金正恩総書記の指示で進められている「平壌市5万世帯住宅建設構想」の現場が、無法地帯と化している。平壌市全域で同時進行している大規模な住宅建設には、数万人規模の軍人や中央・地方の突撃隊が一斉に投入されており、これが混乱の要因となっている。
当局は人員の徹底調査を行った上で「信頼できる人物」を選んで送り込んだが、現場では窃盗、集団暴行、さらには性犯罪まで発生しているという。韓国のサンド研究所が運営する「サンドタイムズ」が報じた。

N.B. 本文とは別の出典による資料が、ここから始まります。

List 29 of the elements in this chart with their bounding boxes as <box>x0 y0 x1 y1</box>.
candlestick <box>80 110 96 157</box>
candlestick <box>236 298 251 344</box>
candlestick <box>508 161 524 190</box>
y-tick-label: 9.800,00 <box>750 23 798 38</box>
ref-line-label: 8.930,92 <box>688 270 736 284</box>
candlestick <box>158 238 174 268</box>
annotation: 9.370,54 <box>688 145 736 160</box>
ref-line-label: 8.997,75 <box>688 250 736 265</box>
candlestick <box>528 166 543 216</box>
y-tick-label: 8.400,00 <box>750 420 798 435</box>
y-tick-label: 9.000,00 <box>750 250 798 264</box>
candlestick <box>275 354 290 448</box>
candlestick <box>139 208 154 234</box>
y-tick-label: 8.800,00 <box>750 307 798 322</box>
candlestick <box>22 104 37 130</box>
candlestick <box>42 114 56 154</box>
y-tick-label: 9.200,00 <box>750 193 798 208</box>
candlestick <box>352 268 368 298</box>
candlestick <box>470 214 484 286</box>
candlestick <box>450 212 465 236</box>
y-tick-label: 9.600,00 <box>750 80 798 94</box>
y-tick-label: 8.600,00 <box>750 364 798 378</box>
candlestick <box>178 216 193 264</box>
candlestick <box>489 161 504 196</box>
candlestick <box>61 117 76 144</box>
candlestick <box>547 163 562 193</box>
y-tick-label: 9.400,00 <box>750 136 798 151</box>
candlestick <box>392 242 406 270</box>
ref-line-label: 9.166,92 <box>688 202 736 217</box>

平壌市の情報筋によると、空腹と猛暑に苦しむ建設作業員たちが、割り当てられた資材をこっそり持ち出して市場の商人や住民と酒、タバコ、現金などに交換する行為が日常的に行われているという。各地の道から支給された米、食用油、セメント、鉄筋、木材、燃料(ガソリン・ディーゼル)などの物資が密かに横流しされているのだ。
現場の労働者は、建設資材や燃料が「公共のもの」という認識を持っておらず、好き勝手に売り払う。横流しは、既存の経済システムが崩壊した1980年代から広範に行われている、北朝鮮の病弊の一つだ。
市場の商人たちは横流しを歓迎している。労働者が持ち出す資材や食糧は相場より安いため、利ざやが大きく、「密かな共生関係」が形成されているとのことだ。
平壌の別の情報筋は、横流しによる資材不足、それによる手抜き工事が深刻であると指摘し、「指導部は毎日のように思想教育を行い、検査官まで送り込んで取り締まろうとしているが、現場監督でさえワイロを受け取って見逃すことが日常茶飯事だ」と語った。
さらには、一部の突撃隊員が民家や公共施設のドアを壊して侵入し、物品を盗んだり、女性に対する性犯罪を犯すケースもあるという。
軍人や突撃隊員が「飯をくれ」と言って民家を訪れる行為も頻発している。平壌市民の中には「抵抗すれば何をされるかわからない」として、米や現金を差し出す者もいるという。
平壌・黎明通りの建設に参加した脱北軍人のイ・ナムス(仮名)氏は、「突撃戦を強調され、朝5時に起床して1日16時間以上も寝られずに殺人的な労働を強いられた」とし、「食事の量も質も非常に乏しく、常に腹を空かせていた」と証言した。
集団生活の中で飲酒が原因となり、突撃隊員同士や地域同士で口論から殴り合い、さらには“犬の喧嘩”のような騒ぎが頻繁に起きており、ある現場では集団性暴力まで発生して、安全員(警察官)が緊急出動する事態になっているという。
平壌の情報筋は、「北朝鮮当局は出自や身辺まで徹底的に調査し、『模範的な人物』だけを平壌に送ったが、空腹には勝てない」と語り、「平壌の住宅建設を金正恩の人民愛だと宣伝しているが、現場ではまるで西部劇さながらの泥沼が繰り広げられている」と述べた。